Sabendo que a próxima vez ia ser pior.
(…)
Ficar em casa tava me deixando louca. A cada canto que eu olhava, parecia que tinha um pedaço dele ali. No cheiro que ainda não saia da roupa de cama, nas marcas roxas espalhadas pelo meu corpo, no dinheiro amassado jogado dentro da gaveta da cozinha que eu me recusei a tocar.
O pior era a cabeça.
O medo misturado com raiva. O orgulho brigando com o desespero. Eu precisava de dinheiro.
Então, respirei fundo e fui.
Coloquei uma roupa simples, a mesma de sempre pra não chamar atenção: short jeans, top preto, chinelo nos pés. Passei um batom vermelho só pra tentar fingir alguma confiança que eu já nem sentia.
O caminho até o ponto parecia mais longo do que de costume. A cada passo, minha barriga embrulhava.
Quando cheguei, tudo tava igual e... ao mesmo tempo... completamente diferente.
As outras meninas estavam nos cantos de sempre, jogando conversa fora entre um cliente e outro. Mas quando me viram, o papo parou. Algumas fingiram que nem me viram. Outras olharam de r**o de olho, como quem sabe de um segredo que eu não sei.
E os caras... os caras foram piores.
Os mesmos que semanas atrás vinham me procurar, agora só olhavam de longe. Riam. Cochichavam. Faziam piada entre eles.
— Olha lá... a preferida do patrão! — ouvi um deles dizer, com aquela voz de deboche.
Outro riu alto.
— Vai ver agora é só no fiado, ou no favor. — Gargalhou, com os outros acompanhando.
Engoli seco, mas não respondi. Não ia dar palco pra o****o.
Fiquei no meu canto, encostada na parede, como sempre fazia. Só que dessa vez, nenhum deles se aproximou de verdade.

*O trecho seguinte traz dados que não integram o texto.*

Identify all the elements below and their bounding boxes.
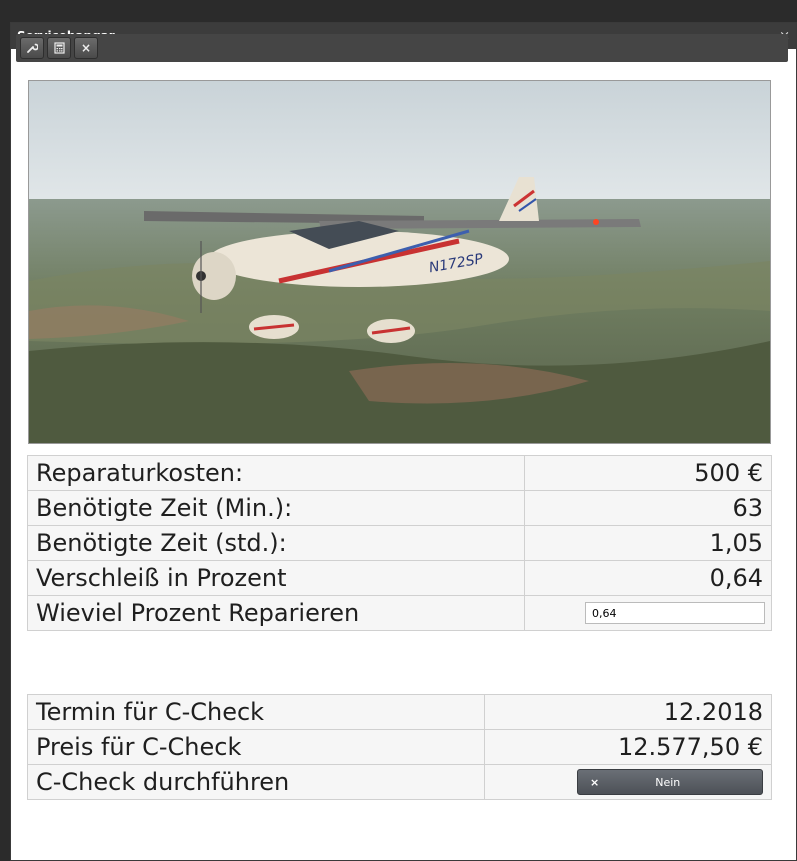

Tinha uns dois ou três que chegaram perto, mas era só pra jogar piada, fazer gracinha, olhar pro meu corpo como se eu fosse um prêmio em exposição, mas ninguém teve coragem de me tocar.
Nem um cliente de verdade apareceu.
Dava pra sentir o peso do nome dele pairando ali. Como uma cerca invisível ao meu redor.